For our purposes, it does not matter that the Trump voters were wrong about the major issues. (They’d been lied to by religious demagogues who kept getting elected by keeping their voters stupid). Climate change is real; immigrants do not kill people more than non-immigrants; there is no voter ID scandal; Hillary Clinton’s emails were not evidence of corruption, or Satanism, or pedophilia.
But their wrongness was not the point; reporters report what’s going on, and what was real was what animated the base. You have to report on what the people are feeling, not just those emotions you approve of. “Truthiness” is a lovely word for a lovely concept, but it is not an excuse for lousy reporting. How did Trump voters view the world? What were they saying among themselves? That’s a story. That’s some information. Maybe it’s distasteful to your delicate sensibilities, but it’s what’s going on.
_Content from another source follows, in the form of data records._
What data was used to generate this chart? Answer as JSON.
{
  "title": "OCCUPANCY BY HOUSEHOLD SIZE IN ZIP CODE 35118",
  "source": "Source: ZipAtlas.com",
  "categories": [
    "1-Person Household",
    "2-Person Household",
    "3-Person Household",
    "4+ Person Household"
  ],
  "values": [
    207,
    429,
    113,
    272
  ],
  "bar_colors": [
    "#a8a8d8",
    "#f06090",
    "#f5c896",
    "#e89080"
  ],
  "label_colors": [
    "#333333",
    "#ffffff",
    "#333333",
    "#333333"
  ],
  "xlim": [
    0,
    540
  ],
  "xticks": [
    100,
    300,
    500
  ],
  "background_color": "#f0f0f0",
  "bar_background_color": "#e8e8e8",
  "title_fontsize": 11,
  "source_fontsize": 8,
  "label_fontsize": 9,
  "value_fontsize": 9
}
It’s hard to talk about racism. It seems impolite to accuse someone of racism. Racial slurs: So tacky. But if racism is what’s going on, then you better talk about it, bucko. If hating Obamacare is all about hating a black president (and, really, it must be), then say that. Liberals think that by wiping prejudice out of the language, they wipe it out of the culture. Nope. Forget for a moment about speaking truth to power; how about speaking truth to us?
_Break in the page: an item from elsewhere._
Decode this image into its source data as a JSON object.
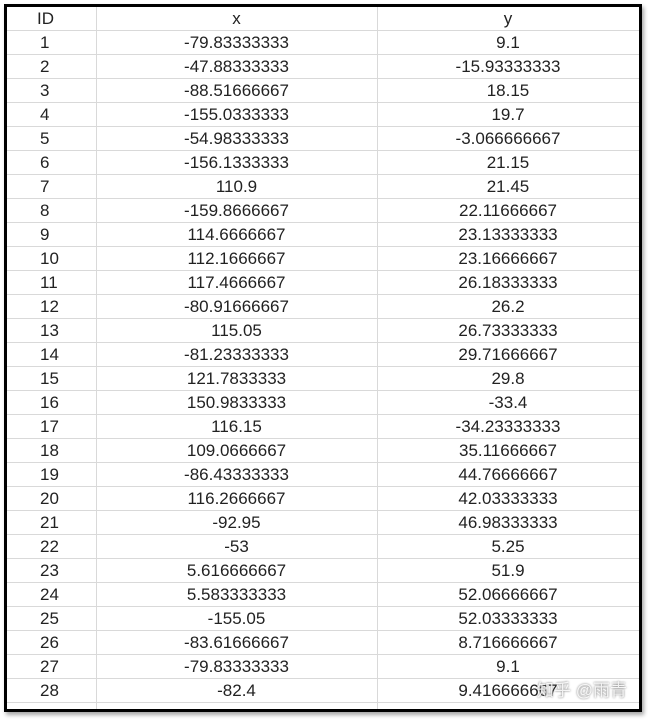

If someone had done that, maybe someone would not have been surprised. If someone had known about that earlier, maybe someone would have had a firmer grip on reality. For people so prideful about their proximity to the truth, the media were surprisingly deep in a fantasy world.
(I hope it is clear that I am including myself in all this. I had a platform, but I didn’t think it was my job to move out of my comfortable belief system. Maybe it should have been, after all. Maybe I was cavalier with the gift. In fact, let’s say I was. I was. My bad.)
The media no longer have control of the Information. But they still have some of the gift left. They don’t have a clue — we none us have a clue yet. If we’re all going to be partners in this adventure in democracy, fine. But if you’re still going to spend a lot of time demonstrating how very cool you are, then prattle on somewhere else.
And stop telling me about iron triangles. Do you really think there’s an iron anything around D.C. just now? We have a government that doesn’t know how to govern, and all bets are off. But hey, go find the information. It’s gotta be there. Please find it. We do need you, and we sort of trust you some of the time, but you gotta do a better job.